大河村遺址從仰韶二期開始出現的這些天文紋飾不可能是憑空產生的,筆者認為可能與當時的農業發展有著一定的關系。仰韶文化是黃河中游地區重要的新石器時代考古學文化之一,距今約7000年至5000年,早期的農業生產仍以種植粟類作物為主,處于原始的鋤耕農業階段,采用刀耕火種的耕作方法和土地輪休的耕作方式,生產水平相對比較低下,家畜飼養和漁獵采集也是重要的物質生活來源。隨著社會的不斷發展,農耕生產比重逐漸增加,采集活動的作用逐漸降低,直到仰韶文化晚期,農業生產取代采集、狩獵成為仰韶文化的經濟主體[4]。大河村正是地處黃河流域,氣候溫暖濕潤、土地肥沃的優越的自然環境為當時的人類農耕提供了條件,大河村仰韶中晚期的農耕文化也進一步發展,進入鋤耕農業階段后期[5],生活來源以農業經濟為主,輔以采集、漁獵、家畜飼養等,并出現了制陶、編織、紡織等手工業。春播夏種,秋收冬藏,日出而作,日落而息,耕織漁桑。大河村遺址仰韶文化二期到四期正是農耕文化成為主導的社會階段,農業是重中之重。在仰韶四期出土了11件帶有禾苗紋飾的陶碗,也體現了當時對農業的重視。
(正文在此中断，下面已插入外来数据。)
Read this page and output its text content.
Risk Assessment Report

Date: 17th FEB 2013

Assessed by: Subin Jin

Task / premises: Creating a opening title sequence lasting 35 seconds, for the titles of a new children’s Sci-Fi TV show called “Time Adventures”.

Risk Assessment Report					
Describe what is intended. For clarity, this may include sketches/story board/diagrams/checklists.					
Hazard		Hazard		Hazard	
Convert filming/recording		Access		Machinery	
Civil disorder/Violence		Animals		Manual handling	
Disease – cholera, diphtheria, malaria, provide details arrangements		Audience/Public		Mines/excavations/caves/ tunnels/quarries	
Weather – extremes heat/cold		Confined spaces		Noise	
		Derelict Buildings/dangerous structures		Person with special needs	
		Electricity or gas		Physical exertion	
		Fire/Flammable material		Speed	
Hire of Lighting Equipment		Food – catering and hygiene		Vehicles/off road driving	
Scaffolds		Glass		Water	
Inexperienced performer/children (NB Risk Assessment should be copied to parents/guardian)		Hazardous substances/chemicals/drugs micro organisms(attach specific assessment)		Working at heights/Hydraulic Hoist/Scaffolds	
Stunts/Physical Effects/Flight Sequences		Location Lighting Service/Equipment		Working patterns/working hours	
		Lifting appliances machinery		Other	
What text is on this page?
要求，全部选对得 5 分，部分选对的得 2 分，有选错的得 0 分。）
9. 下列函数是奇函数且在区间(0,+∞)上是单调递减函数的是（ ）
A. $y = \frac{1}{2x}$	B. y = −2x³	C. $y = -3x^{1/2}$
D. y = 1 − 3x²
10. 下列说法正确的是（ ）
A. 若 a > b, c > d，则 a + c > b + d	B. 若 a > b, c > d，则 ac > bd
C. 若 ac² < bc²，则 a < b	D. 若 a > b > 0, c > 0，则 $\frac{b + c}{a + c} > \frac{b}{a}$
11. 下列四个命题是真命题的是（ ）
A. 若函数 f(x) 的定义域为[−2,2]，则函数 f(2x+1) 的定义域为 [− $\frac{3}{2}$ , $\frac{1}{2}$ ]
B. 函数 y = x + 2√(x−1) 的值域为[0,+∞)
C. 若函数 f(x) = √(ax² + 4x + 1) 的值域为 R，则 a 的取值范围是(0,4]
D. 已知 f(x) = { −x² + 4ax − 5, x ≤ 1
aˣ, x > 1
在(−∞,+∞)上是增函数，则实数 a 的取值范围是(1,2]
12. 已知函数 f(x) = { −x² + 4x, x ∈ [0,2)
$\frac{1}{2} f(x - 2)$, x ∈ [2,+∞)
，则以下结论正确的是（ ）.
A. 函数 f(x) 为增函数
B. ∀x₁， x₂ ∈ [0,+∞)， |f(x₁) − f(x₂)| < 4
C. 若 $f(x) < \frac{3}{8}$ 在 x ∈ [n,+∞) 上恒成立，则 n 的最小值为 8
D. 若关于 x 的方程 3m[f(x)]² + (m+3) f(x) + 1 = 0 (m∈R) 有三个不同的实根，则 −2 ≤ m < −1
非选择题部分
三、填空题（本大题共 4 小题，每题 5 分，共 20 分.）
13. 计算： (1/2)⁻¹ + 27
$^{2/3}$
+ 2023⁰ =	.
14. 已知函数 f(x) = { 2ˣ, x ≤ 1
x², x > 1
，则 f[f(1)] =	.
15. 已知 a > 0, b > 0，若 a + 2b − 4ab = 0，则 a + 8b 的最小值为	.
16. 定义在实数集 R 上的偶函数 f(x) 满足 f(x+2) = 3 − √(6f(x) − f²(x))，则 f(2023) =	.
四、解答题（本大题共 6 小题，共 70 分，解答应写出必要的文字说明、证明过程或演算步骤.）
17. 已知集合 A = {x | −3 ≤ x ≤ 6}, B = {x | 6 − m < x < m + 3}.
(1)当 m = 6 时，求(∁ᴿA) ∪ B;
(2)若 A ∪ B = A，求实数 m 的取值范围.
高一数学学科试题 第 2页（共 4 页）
若只出現一種天文圖案尚可認為是單純的裝飾,但這些與先民生活生產息息相關的天文紋飾集中出現在仰韶二、三、四期,必然有其含義。或許是因為經營農耕的需要,人們要懂得觀測星體天象。當人們學會觀測太陽后可能已經知道一年有12個月,根據氣溫狀況判斷當時大概的日期,以此來判斷是否到了播種和收獲的時節;當人們學會觀測月亮后,可能已經知道三個月為一個季度后,根據月相判斷歷法;當人們觀測日暈現象,可以提前得知次日的天氣、風雨變化后,可以為農業生產提供指導。至于星座紋,目前有兩種說法:一種是認為這個星座紋是三歲星[1]598,三歲星出現在正南方是種麥的時間,出現在西南方是種秋莊稼的時間;另一種認為是北斗星尾部[2],北斗星尾部的指向不同代表著季節的變換。戰國時期《鹖冠子·環流》中也有關于北斗運轉特征的描述:“斗柄東指,天下皆春;斗柄南指,天下皆夏;斗柄西指,天下皆秋;斗柄北指,天下皆冬。”這兩種猜測都與農業有關,當時的人們可能早早地發現了這一理論,根據星座的變化及當時氣溫來判斷季節的變化,進而對農業生產進行指導。

圖1 大河村遺址出土施有天文紋飾的彩陶片

圖2 復原(完整)器物圖
天文紋飾彩陶的產生,是先民們創造的產物,跟他們的精神世界也必然會產生聯系。筆者認為,如上所述的天文紋飾彩陶和在四期出現的禾苗紋陶碗,都能體現人們對農業生產的重視。在仰韶時期先民們從事著自給自足的自然經濟活動,以物易物的交換形式普遍應用,商品經濟還沒有開始萌芽,這是一個以農業為主的文化時期。農業生產是生活的重中之重,農作物除了要滿足日常生活所需之外,還可以拿去以物易物來交換其他如漁獵產物等生活必需品,因此更不能忘記農作物的播種和收獲時節。仰韶時期的墓葬基本沒有隨葬品,這些天文彩陶大多出土于居住區域內。如二期彗星紋、月亮紋陶缽出土于Ⅱ區居住區的T11和T40,三期的天文紋飾陶片也基本出土于 T42、T43、T44和T57H240等,四期的出土于T47等,因而猜測可能是作為日常用具使用的,在沒有歷法的當時,能將這些天文圖案繪制在日常生活用具器表,以此來判斷所處的時節進行農業及其他活動,也體現了人們的高超智慧和手工業的發達。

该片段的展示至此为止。